One of the hallmarks of a stable republic is the smooth transition from one set of leaders to the next. That doesn’t just apply to the civilian leaders. Ever since a military officer overthrew the Roman republic, proponents of popular rule have cast a wary eye at how the military goes about picking its leaders. But the transparency that attends selection of presidential candidates isn’t so apparent in the way we go about picking top military leaders, so when the retirement of a senior uniformed figure like Mullen approaches, there’s a frenzy of speculation about who will replace him.

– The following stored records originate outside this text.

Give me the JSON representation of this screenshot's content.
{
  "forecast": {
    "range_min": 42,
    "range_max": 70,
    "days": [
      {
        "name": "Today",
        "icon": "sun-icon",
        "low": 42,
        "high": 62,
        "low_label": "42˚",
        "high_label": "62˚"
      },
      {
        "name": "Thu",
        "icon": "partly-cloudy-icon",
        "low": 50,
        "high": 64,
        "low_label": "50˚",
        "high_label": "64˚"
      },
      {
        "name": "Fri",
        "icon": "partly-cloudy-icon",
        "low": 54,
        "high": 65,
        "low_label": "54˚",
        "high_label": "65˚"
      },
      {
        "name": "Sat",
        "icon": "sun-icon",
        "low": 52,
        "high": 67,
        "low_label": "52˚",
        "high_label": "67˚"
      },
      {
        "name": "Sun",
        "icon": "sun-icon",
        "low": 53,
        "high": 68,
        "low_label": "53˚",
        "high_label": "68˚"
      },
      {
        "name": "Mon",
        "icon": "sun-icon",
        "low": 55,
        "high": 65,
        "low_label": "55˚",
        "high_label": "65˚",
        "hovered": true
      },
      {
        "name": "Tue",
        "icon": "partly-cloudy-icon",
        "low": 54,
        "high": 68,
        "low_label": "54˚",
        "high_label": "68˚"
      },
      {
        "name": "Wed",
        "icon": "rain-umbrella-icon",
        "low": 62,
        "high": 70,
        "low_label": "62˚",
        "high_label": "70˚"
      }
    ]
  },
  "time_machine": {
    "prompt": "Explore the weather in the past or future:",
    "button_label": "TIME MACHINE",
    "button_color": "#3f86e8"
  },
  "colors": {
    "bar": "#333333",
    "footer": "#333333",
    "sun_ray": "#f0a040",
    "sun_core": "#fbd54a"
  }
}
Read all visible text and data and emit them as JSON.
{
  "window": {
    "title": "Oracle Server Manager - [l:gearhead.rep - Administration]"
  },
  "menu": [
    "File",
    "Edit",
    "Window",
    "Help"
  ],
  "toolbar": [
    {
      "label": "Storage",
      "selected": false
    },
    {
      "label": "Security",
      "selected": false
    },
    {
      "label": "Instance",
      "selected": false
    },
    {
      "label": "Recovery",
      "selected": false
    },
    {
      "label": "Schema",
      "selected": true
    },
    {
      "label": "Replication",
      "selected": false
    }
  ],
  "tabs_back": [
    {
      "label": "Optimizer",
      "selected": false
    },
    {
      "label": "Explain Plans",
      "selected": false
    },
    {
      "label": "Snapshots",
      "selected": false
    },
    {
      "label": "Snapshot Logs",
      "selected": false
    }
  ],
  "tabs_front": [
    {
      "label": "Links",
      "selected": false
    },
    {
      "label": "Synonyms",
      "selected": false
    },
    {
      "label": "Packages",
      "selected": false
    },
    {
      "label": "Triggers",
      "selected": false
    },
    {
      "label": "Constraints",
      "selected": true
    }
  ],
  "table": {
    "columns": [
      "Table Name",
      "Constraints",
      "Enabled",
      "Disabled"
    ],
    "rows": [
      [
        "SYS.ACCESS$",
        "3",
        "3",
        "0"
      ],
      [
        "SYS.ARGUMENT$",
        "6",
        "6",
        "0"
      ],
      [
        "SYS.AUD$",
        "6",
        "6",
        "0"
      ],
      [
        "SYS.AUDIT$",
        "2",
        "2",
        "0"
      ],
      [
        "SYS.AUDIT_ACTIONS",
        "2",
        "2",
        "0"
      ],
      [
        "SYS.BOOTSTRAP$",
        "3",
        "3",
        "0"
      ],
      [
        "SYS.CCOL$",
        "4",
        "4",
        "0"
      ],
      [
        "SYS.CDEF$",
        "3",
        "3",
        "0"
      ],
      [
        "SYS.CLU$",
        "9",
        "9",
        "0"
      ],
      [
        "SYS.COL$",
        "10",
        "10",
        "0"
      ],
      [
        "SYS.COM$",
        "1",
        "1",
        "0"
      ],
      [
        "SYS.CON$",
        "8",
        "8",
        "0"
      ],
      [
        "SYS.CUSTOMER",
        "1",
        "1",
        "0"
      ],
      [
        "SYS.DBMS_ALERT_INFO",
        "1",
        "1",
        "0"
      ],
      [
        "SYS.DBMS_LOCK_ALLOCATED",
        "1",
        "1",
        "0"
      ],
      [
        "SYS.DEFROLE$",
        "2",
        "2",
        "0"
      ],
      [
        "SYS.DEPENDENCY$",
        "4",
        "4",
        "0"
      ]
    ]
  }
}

For months now, the smart money has been on Gen. Cartwright, the smooth Mr. Fixit who has risen above his parochial roots in the Marine Corps to become an avatar of jointness. This exalted status is typically achieved by badmouthing some cherished program your home service is buying, and Cartwright’s chosen target was the Marine Corps’ Expeditionary Fighting Vehicle — a system he damned with faint praise by calling it “exquisite,” a euphemism for excessively complicated.
Reporter Bennett of The Hill hasn’t totally derailed the speculation about a Cartwright rise, because he concedes the rumors of Cartwright’s retirement might be a ruse. The Vice Chairman is known for maintaining air-tight opsec among his small circle of trusted subordinates. But if Cartwright really is departing public service, then my money would be on Air Force Chief of Staff Gen. Norton Schwartz to succeed Mullen when the Chairman ends his tenure in October.
Schwartz was Gates’ hand-picked selection to succeed former Air Force chief Gen. Buzz Moseley when the defense secretary decided he’d taken enough guff from Air Force leaders. Schwartz has exemplary joint credentials even though he hails from a service where teamwork with other services wasn’t always considered the manly option, and Gates arguably owes him consideration given all the grief that Schwartz has had to put up with from people like me over the past three years.
And besides, isn’t it the Air Force’s turn to get the top military job? There’s only been one Air Force officer in the chairman’s job in the last quarter century — Gen. Richard B. Myers — and he had the thankless task of dealing with Rumsfeld.